Polisi melakukan apel pengamanan TPS di Pilkada Solo
Polisi melakukan apel pengamanan TPS di Pilkada Solo
Sumber :
  • VIVA/Fajar Sodiq

VIVA – Sebanyak delapan tempat pemungutan suara (TPS) di Solo masuk kategori rawan saat pencoblosan Pilkada pada Rabu, 9 Desember 2020, besok. Untuk menjamin keamanan di TPS tersebut, polisi bakal menyiapkan personil tambahan.

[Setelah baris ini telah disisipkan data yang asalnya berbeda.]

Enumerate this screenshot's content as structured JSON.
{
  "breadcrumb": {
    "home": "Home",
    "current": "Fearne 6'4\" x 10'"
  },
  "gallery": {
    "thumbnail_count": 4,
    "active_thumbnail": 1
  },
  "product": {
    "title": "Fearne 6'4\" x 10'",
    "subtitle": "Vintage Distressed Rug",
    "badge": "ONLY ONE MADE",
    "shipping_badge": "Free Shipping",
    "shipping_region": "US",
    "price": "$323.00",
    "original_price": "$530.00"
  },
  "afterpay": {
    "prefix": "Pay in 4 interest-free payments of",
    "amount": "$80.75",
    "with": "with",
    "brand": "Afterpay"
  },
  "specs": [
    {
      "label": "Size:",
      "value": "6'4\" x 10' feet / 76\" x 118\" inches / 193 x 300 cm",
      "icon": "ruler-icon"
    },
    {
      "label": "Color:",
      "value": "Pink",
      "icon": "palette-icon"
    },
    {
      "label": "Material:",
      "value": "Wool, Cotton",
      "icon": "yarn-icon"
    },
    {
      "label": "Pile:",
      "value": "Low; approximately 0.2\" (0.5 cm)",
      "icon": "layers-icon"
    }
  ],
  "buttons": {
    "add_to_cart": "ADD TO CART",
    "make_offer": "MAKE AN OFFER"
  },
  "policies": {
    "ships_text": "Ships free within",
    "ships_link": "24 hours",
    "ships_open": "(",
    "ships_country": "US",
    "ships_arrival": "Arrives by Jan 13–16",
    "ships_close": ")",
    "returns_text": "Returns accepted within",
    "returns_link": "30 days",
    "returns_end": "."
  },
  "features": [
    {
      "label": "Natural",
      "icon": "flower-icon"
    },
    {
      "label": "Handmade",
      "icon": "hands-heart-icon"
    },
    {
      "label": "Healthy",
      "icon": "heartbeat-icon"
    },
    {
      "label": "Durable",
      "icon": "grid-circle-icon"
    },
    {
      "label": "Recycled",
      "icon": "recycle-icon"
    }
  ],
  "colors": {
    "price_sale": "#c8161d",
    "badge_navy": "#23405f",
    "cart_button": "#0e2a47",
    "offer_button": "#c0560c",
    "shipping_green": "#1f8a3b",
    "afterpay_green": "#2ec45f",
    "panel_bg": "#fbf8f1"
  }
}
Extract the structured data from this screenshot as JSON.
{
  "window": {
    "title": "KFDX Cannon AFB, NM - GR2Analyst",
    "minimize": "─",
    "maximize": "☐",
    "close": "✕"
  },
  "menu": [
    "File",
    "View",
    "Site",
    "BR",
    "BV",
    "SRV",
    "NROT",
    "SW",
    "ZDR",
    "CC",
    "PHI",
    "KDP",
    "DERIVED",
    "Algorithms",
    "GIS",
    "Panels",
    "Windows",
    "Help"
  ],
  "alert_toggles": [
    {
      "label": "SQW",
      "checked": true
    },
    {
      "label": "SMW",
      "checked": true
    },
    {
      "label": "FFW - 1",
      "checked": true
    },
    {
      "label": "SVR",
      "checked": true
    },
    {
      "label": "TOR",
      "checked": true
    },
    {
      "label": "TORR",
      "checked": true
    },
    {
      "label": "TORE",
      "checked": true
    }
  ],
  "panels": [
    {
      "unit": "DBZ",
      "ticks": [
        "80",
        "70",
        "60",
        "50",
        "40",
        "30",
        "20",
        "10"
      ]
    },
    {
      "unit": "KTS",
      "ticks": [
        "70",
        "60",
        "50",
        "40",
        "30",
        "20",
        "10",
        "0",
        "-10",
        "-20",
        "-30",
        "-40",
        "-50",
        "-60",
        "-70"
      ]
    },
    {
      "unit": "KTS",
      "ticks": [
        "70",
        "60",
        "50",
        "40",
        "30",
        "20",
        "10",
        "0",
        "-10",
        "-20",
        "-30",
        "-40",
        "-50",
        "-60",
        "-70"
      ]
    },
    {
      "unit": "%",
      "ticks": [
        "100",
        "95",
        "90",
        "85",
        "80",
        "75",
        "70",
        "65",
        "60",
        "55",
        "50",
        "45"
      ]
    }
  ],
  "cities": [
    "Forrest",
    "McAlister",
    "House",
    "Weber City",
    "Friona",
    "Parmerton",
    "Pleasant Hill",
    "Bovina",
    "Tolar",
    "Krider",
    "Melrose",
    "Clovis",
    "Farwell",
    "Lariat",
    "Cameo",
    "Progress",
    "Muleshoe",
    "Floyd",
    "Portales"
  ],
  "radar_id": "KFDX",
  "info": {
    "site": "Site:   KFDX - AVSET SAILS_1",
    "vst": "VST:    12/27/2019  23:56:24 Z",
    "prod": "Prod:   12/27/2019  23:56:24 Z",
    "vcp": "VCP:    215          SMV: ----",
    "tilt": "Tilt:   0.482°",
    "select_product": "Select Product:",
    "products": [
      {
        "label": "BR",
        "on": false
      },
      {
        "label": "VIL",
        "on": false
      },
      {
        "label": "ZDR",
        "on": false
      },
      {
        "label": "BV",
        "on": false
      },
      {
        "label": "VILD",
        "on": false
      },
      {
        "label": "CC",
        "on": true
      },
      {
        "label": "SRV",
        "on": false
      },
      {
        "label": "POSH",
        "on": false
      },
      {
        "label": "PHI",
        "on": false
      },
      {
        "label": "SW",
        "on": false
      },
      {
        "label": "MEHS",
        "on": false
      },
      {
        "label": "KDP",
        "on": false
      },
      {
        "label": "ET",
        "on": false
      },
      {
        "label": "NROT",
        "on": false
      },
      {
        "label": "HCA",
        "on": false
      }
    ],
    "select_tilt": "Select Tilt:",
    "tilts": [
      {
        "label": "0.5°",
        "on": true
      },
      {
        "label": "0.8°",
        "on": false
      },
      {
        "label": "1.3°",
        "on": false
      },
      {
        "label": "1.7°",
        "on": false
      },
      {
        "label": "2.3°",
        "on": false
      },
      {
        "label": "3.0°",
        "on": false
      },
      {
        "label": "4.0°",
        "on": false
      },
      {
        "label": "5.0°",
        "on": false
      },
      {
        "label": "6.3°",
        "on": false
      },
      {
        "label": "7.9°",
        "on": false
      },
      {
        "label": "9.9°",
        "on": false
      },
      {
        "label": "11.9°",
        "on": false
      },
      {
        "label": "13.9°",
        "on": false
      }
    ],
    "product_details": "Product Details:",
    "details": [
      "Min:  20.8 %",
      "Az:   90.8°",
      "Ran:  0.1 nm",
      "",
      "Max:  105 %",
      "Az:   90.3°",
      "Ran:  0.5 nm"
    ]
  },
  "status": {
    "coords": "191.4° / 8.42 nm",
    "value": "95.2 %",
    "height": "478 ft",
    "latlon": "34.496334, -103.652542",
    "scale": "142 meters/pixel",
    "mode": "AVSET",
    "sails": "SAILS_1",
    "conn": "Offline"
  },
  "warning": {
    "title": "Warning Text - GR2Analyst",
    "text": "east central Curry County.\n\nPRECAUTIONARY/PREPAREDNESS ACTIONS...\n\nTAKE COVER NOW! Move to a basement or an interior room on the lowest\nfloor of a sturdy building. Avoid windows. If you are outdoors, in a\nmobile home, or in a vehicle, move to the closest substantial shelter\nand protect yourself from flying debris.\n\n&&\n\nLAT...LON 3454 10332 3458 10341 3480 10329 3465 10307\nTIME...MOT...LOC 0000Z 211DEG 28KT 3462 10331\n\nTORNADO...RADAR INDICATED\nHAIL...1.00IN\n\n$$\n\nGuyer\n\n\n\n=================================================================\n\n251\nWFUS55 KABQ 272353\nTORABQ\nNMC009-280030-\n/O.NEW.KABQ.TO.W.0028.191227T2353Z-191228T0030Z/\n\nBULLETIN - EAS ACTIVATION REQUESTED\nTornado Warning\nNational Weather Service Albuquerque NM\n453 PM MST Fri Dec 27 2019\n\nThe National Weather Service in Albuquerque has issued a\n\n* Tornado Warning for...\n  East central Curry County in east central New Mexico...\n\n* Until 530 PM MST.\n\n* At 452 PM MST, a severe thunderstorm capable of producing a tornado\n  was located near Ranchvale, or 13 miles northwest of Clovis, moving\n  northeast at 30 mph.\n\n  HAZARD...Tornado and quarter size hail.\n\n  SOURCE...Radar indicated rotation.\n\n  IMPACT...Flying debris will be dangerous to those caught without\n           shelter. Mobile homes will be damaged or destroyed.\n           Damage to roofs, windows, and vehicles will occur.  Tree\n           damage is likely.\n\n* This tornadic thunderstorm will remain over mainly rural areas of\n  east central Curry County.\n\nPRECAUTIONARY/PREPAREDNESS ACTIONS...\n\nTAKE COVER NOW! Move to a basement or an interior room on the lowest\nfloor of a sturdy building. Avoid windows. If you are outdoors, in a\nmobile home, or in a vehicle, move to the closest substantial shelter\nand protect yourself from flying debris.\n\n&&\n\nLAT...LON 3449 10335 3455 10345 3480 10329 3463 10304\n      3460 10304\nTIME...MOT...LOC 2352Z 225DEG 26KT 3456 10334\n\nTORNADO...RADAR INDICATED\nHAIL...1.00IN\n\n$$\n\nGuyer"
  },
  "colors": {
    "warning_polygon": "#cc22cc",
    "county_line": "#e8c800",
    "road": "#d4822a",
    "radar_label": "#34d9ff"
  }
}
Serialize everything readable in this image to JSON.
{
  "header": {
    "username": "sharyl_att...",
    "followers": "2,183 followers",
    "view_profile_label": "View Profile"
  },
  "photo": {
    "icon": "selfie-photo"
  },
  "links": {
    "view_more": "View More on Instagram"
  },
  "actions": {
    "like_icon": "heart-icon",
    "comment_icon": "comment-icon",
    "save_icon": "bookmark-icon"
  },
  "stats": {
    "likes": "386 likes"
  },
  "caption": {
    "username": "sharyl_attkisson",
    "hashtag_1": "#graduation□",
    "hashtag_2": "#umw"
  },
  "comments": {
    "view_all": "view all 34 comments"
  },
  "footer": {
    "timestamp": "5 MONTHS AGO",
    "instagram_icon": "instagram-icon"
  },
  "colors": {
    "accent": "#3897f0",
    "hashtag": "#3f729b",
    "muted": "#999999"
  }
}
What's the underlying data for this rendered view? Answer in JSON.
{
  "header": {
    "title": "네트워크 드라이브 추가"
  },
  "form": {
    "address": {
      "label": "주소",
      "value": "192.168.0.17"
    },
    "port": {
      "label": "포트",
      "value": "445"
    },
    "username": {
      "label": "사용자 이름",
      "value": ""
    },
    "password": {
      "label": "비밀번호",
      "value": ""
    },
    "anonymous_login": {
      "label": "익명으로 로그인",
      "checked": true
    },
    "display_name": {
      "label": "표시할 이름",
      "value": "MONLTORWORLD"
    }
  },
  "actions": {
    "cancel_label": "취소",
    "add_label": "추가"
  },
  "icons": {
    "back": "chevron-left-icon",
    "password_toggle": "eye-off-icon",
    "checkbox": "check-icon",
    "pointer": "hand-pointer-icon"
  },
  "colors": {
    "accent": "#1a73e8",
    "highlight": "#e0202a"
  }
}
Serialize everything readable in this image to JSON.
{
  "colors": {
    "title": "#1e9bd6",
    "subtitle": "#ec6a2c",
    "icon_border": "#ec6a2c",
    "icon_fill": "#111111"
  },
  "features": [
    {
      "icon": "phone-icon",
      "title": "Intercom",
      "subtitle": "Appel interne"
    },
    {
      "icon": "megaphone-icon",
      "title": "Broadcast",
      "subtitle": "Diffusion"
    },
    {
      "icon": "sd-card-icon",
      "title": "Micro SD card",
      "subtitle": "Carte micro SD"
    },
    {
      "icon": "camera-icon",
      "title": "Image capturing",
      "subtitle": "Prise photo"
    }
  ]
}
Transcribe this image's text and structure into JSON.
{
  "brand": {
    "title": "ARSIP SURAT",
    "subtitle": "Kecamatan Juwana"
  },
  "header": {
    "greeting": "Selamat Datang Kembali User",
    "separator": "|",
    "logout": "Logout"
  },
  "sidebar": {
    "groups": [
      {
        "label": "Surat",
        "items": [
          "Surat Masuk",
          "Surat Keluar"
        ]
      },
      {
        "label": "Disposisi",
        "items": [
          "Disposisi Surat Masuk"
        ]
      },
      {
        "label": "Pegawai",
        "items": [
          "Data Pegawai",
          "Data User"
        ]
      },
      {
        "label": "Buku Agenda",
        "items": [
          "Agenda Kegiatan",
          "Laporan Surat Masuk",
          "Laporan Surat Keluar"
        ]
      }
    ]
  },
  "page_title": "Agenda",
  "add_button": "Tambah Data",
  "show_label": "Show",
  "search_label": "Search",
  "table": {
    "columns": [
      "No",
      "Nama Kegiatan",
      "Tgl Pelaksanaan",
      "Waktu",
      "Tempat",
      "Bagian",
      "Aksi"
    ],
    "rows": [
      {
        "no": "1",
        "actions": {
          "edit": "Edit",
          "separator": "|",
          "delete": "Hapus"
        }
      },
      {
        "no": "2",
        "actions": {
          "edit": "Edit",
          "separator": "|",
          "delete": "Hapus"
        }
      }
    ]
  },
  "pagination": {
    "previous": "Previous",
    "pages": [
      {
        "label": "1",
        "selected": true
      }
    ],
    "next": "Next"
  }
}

Kapolresta Solo, Kombes Pol Ade Safri Simanjuntak, mengatakan telah mengidentifikasi dan mempertebal kekuatan terhadap delapan TPS yang ada di wilayah hukum Polresta Solo. Berdasarkan hasil analisis dan evaluasi bahwa delapan TPS itu juga tergolong rawan saat pelaksanaan Pilpres tahun lalu.

"Delapan TPS itu diidentifikasi sebagai potensi rawan konflik. Oleh sebab itu kita antisipasi dengan perkuatan maupun penebalan kekuatan yang kita setting di lokasi," kata Ade usai memimpin apel pergeseran pasukan ke TPS di Stadion Manahan Solo, Selasa, 8 Desember 2020.

TPS yang termasuk rawan, menurut dia, empat di antaranya TPS yang bakal dikunjungi para calon wali kota maupun wakil wali kota untuk menggunakan hak suaranya. Hanya saja sisa TPS lainya yang rawan, ia tidak mau menyebutkan lokasinya.

"Ada lah TPS-nya. Tapi dari delapan itu empat TPS di antaranya adalah TPS yang akan didatangi paslon untuk mencoblos," ucapnya.

Lantas, ketika disinggung mengenai jumlah personil yang bakal menjaga keamanan TPS, Ade menyebutkan sebanyak 750 personil. Dari jumlah itu dibagi menjadi petugas pengamanan TPS maupun petugas yang bertugas patroli keliling.

"Jumlah itu merupakan gabungan TNI-Polri. Tim mobiling (patroli) itu sebagai tim pengurai kerumuman. Kita akan monitor tidak terjadi kerumungan selama pemungutan berlangsung," jelasnya.